Peter Voss [00:42:59]:
So the sooner you can learn the dynamics of a company, the marketing, finding partners, employees, customers, all of that, learn that. My biggest advice, just go out and do it. And if you can find a good partner, it makes it a lot easier. If you have the technical person and you have a salesperson, usually these are very different personalities. The person who loves to go out and talk to people and schmooze at parties and whatever finds the investors. Yeah, that's a certain kind of personality. And it's extremely valuable to have in a partnership. And then you have potentially the money, the accountant or manager or manager type and then technical person. But it makes it a lot easier if you can find it. Obviously it's always risky. So you need to think about how a divorce would work if it doesn't work out. Yeah. Because sometimes dynamic just doesn't work out. But if you can find a partner or two, it makes it a lot easier to run a business. It really does.

Manav [00:44:01]:
And I can also tell that you read a lot just from the way you talk. What some books you would recommend to people. Like what are some books you give to other people? Or some books that have changed your life.

Peter Voss [00:44:13]:
Yes, they could be technical books. There are so many books. I literally have actually. When I sold the shares of my first company that I took public, I took off five years just to study intelligence. All different aspects in philosophy, cognitive psychology and child development, psychometric tests and AI. And so I read a lot of books then one of the books that always comes to mind is Douglas Hofstadter.

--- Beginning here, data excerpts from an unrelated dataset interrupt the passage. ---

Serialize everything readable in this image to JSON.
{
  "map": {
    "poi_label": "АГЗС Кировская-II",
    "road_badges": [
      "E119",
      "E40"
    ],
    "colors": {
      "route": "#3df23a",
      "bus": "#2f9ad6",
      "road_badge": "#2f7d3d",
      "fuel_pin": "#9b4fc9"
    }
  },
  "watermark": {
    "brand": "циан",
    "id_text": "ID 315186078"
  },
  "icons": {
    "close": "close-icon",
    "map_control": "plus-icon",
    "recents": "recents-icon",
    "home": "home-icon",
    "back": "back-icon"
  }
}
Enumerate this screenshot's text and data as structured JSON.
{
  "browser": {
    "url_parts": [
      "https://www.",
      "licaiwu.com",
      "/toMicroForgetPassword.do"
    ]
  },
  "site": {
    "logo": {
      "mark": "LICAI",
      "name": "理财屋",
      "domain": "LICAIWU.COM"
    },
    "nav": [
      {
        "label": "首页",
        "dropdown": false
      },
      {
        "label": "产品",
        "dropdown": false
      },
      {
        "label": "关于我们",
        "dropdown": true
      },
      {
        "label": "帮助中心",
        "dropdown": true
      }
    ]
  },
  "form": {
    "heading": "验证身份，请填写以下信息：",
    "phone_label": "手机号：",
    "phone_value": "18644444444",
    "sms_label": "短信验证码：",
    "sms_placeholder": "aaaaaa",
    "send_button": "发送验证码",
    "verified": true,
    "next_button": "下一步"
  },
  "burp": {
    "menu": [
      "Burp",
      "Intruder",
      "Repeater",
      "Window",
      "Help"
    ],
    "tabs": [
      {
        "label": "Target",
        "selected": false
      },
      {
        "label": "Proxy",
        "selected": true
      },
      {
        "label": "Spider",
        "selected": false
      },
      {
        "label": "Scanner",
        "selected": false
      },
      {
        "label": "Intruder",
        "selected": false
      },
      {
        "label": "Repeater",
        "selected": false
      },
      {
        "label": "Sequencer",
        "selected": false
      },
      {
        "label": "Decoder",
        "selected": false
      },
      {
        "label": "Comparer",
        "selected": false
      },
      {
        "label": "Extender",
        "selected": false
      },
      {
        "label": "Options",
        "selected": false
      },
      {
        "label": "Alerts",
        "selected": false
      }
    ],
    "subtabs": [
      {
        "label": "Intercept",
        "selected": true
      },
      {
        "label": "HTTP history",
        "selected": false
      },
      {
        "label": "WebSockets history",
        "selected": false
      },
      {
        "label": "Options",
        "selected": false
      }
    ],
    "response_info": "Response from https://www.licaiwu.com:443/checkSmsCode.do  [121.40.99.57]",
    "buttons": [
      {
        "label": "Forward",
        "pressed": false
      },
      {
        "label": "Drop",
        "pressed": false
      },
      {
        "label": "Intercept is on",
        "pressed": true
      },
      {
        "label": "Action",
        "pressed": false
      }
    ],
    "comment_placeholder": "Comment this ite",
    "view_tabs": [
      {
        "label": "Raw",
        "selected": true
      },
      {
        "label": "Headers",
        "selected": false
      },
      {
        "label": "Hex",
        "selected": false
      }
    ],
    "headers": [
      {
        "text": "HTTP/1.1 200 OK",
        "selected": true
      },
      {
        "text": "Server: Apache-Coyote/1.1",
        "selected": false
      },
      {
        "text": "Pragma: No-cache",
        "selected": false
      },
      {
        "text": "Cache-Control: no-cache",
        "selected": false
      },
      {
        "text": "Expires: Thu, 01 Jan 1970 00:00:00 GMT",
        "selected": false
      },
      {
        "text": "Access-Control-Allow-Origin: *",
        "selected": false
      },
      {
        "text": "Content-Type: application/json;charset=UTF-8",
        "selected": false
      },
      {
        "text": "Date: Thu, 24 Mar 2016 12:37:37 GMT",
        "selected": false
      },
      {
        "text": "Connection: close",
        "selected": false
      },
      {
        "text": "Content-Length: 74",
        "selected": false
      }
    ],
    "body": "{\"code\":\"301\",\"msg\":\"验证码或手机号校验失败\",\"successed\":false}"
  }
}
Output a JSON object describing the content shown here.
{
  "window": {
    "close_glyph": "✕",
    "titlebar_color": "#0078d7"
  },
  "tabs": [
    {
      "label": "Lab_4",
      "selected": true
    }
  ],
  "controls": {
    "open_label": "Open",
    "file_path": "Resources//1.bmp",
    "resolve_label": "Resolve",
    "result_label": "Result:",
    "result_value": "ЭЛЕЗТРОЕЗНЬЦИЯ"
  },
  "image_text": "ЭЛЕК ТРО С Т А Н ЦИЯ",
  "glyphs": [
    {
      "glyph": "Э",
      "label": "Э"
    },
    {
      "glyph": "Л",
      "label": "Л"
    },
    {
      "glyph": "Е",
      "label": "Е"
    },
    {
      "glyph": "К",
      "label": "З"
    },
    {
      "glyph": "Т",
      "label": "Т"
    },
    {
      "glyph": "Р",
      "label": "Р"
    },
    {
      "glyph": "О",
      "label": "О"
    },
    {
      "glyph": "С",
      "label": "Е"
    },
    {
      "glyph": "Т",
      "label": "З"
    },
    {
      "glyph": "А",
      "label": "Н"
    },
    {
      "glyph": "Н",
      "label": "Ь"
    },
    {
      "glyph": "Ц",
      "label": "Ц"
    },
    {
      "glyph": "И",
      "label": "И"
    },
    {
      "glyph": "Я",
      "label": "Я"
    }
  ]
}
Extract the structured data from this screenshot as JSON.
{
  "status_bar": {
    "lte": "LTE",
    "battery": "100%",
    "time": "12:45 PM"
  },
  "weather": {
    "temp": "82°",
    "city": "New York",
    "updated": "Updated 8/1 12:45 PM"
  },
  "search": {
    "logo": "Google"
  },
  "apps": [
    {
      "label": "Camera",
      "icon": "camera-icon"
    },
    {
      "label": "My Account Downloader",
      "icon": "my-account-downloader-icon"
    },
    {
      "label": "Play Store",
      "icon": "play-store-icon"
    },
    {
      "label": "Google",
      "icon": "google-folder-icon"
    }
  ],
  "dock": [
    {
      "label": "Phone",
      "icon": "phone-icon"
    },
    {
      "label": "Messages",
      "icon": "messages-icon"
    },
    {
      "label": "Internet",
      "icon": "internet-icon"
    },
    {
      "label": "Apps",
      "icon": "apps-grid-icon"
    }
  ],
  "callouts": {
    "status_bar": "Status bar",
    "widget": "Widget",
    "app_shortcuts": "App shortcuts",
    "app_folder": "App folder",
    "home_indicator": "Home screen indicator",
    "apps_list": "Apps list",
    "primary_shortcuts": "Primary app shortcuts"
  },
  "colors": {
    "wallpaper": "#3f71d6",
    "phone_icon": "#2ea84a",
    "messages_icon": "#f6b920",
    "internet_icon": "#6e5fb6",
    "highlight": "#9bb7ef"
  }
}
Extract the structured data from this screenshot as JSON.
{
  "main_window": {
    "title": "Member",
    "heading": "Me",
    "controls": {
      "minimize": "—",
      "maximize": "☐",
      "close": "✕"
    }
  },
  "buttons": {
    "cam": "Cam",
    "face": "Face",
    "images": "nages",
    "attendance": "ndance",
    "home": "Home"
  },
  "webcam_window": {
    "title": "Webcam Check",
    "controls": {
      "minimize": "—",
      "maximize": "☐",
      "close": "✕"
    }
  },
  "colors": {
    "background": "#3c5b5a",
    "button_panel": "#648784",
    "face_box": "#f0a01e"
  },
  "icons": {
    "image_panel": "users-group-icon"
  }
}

The Mind's Eye is a collection of short stories, which is a futuristic, really very cool stories on different ways of thinking. Thinking about what intelligence is, what identity, what personality. If we could teleport or if we could clone ourselves, who would we be? And really some neat, very neat stories. Yeah, that's probably the first one that comes to mind.

Manav [00:45:04]:
It was great having you, Peter. How can people find you and what you're building? Can you tell them, guide them in the right direction? I know the website is Igo AI, but how can they find you?

Peter Voss [00:45:14]:
Yeah, very easy, Peter Voss. And I'm on LinkedIn. Very easy to find. Also, you can email me, Peter Igo. AI. I'm on Twitter x. Yeah, between the website and LinkedIn and Twitter, you can easily find me.

Manav [00:45:30]:
Thank you, Peter, for coming on the show. I really appreciate your time.

Peter Voss [00:45:33]:
All right, well, thanks for good questions.